Foreword
The world of business is a highly competitive world, a fast moving, mind dazzling, wickedly played game where the players make their own rules to survive and get ahead. It's a self-centered, unsympathetic world where arm twisting, blackmail and violence often take precedence over managerial ability and sound economic principles. A man has to fight tooth and nail in order to stay in the game, but if he wants to win, if he wants to climb up the corporate ladder, it takes more than fighting ability; it takes cunning, charisma, ruthlessness and a capacity for manipulating other people's lives.
The Company Doctor is the story of a man with just such qualifications and the innocent, young girl who has risen within the giant superstructure of his corporation in record time. But his success has been due more than anything else to his ability to satisfy the wives of important customers. Fred isn't content, however, with the executive position he now finds himself in. His ambitions reach all the way to the top - the board of directors - and Stella Swanson, his efficient and unsuspecting secretary, is the person he has singled out to get him one move closer to his goal.
In the story of Stella Swanson and Fred Rodgers we see one of the many examples of how subtle the working rules of the business world can be and how the most modern psychological treatments are used by big companies to their advantage. Our readers will be able to witness and appreciate the pressures put on men and women by trained doctors and psychologists to change their innermost mental structure and even their moral code. Here, under the guise of medical treatment, of relaxation and group therapy, doctors hired by a large corporation manipulate employees' minds for the ultimate goals and pleasures of the corporation executives.
This is a story that reveals some of the psychological horror of our modern, impersonal, computer world and the men and women who, because of ambition, innocence, or weakness, fall prey to it.
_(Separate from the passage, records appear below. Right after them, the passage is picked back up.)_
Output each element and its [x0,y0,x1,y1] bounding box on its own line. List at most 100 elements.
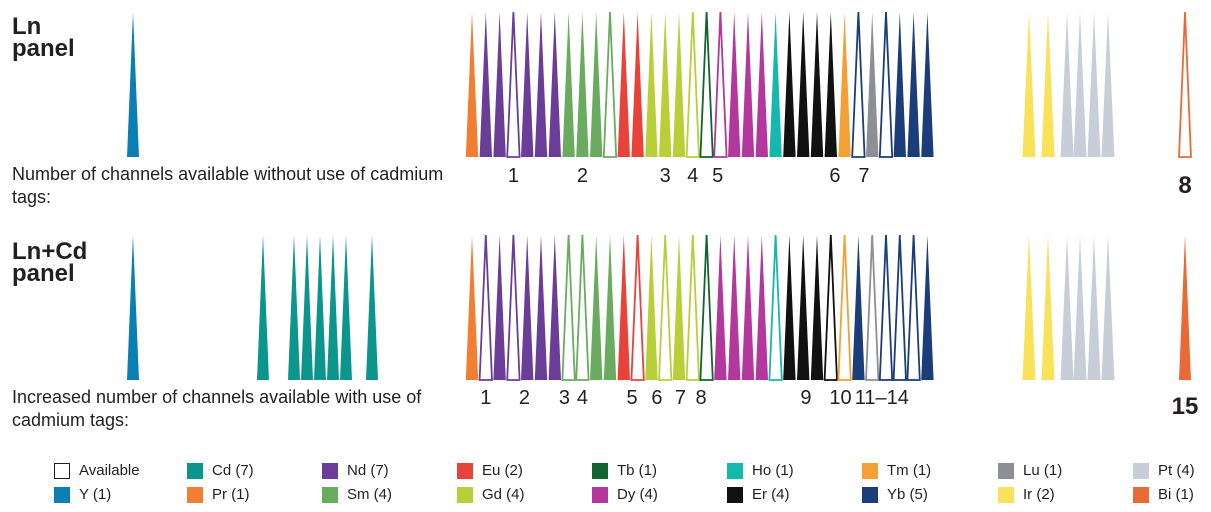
legend-label: Bi (1) [1158,486,1194,503]
peak-pr [465,12,479,157]
channel-total-label: 8 [1178,172,1191,199]
peak-yb-open [892,234,907,381]
legend-label: Nd (7) [347,462,389,479]
legend-item-tm: Tm (1) [862,462,931,480]
peak-sm-open [575,234,590,381]
legend-swatch [862,487,878,503]
peak-sm [562,12,575,157]
peak-yb [852,235,865,380]
legend-item-ir: Ir (2) [998,486,1055,504]
peak-nd [548,12,561,157]
legend-label: Lu (1) [1023,462,1063,479]
legend-swatch [592,487,608,503]
peak-yb-open [878,234,894,381]
peak-yb-open [906,234,921,381]
peak-dy [741,12,755,157]
peaks-plot: 1 2 3 4 5 6 7 81 2 3 4 5 6 7 8 9 10 11–14 15 [127,11,1199,420]
legend-item-er: Er (4) [727,486,790,504]
peak-ir [1041,235,1055,380]
legend-label: Cd (7) [212,462,254,479]
legend-item-gd: Gd (4) [457,486,525,504]
peak-cd [314,235,326,380]
peak-gd-open [685,11,700,158]
legend: Available Cd (7) Nd (7) Eu (2) Tb (1) Ho (1) T… [54,460,1211,512]
peak-dy [714,235,727,380]
channel-number-label: 2 [519,387,530,409]
peak-tm-open [837,234,852,381]
legend-swatch [54,463,70,479]
peak-dy-open [713,11,728,158]
legend-swatch [54,487,70,503]
legend-label: Ir (2) [1023,486,1055,503]
ln-cd-panel-title: Ln+Cd panel [12,238,88,287]
legend-label: Tm (1) [887,462,932,479]
peak-gd [645,12,658,157]
peak-cd [301,235,313,380]
legend-item-yb: Yb (5) [862,486,928,504]
legend-label: Pt (4) [1158,462,1195,479]
legend-label: Pr (1) [212,486,250,503]
channel-number-label: 6 [651,387,662,409]
channel-number-label: 2 [577,165,588,187]
peak-eu [631,12,644,157]
peak-pt [1101,235,1115,380]
legend-swatch [727,487,743,503]
legend-label: Available [79,462,140,479]
peak-sm-open [561,234,576,381]
legend-label: Tb (1) [617,462,658,479]
peak-er [783,12,796,157]
legend-swatch [457,487,473,503]
peak-dy [755,12,768,157]
peak-sm [590,235,603,380]
peak-y [127,235,139,380]
peak-nd-open [478,234,493,381]
channel-number-label: 3 [660,165,671,187]
peak-pt [1073,12,1087,157]
peak-pr [465,235,479,380]
peak-nd [493,12,506,157]
peak-nd [534,12,548,157]
channel-number-label: 9 [800,387,811,409]
channel-total-label: 15 [1172,393,1199,420]
legend-item-lu: Lu (1) [998,462,1062,480]
peak-yb-open [851,11,866,158]
peak-sm-open [602,11,618,158]
peak-cd [257,235,269,380]
peak-tb-open [699,11,714,158]
peak-er [824,12,837,157]
legend-label: Sm (4) [347,486,392,503]
legend-label: Dy (4) [617,486,658,503]
peak-pt [1101,12,1115,157]
legend-item-sm: Sm (4) [322,486,392,504]
peak-cd [366,235,378,380]
peak-cd [340,235,352,380]
peak-bi-open [1178,11,1192,158]
peak-lu-open [865,234,880,381]
peak-pt [1087,235,1101,380]
peak-yb [921,12,934,157]
peak-eu [617,235,630,380]
legend-item-bi: Bi (1) [1133,486,1194,504]
legend-swatch [1133,487,1149,503]
peak-nd [479,12,492,157]
peak-gd [672,12,686,157]
channel-number-label: 4 [687,165,698,187]
peak-er [797,235,810,380]
legend-swatch [862,463,878,479]
peak-er [810,12,824,157]
channel-number-label: 11–14 [855,387,909,409]
legend-item-nd: Nd (7) [322,462,389,480]
peak-ho [769,12,782,157]
peak-sm [576,12,589,157]
peak-dy [755,235,768,380]
legend-label: Ho (1) [752,462,794,479]
legend-item-cd: Cd (7) [187,462,254,480]
peak-y [127,12,139,157]
peak-nd [548,235,561,380]
peak-er [810,235,824,380]
legend-swatch [998,487,1014,503]
peak-sm [603,235,617,380]
peak-dy [728,12,741,157]
peak-ir [1041,12,1055,157]
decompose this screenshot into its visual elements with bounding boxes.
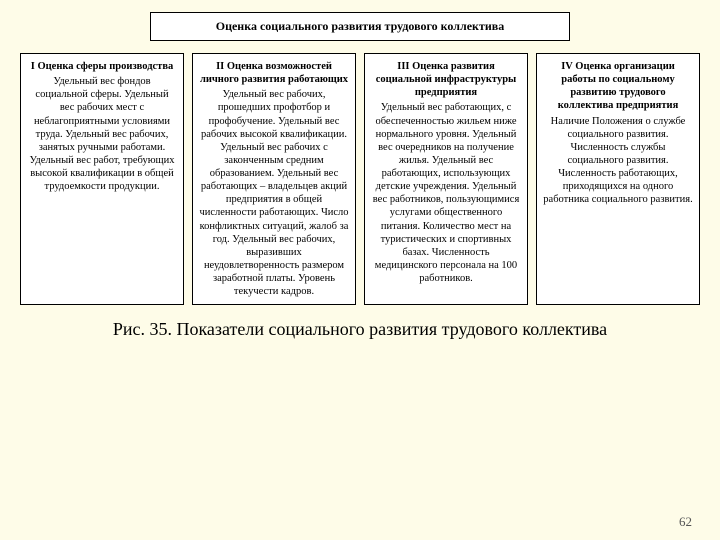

Possibly its most striking feature is the character development - or deterioration - of the young girl who falls unwittingly into the strangle hold of the corporate establishment. Her only salvation rests in the reader's ability to understand and forgive.
Stella Swanson's story is one of an innocent's descent into hell, a story made even more bone-chilling by the fact that it and other seemingly fantastic tales lurk menacingly, just below the surface of the commercial world. We, The Publishers, are proud to present such a fine expose to our discerning public.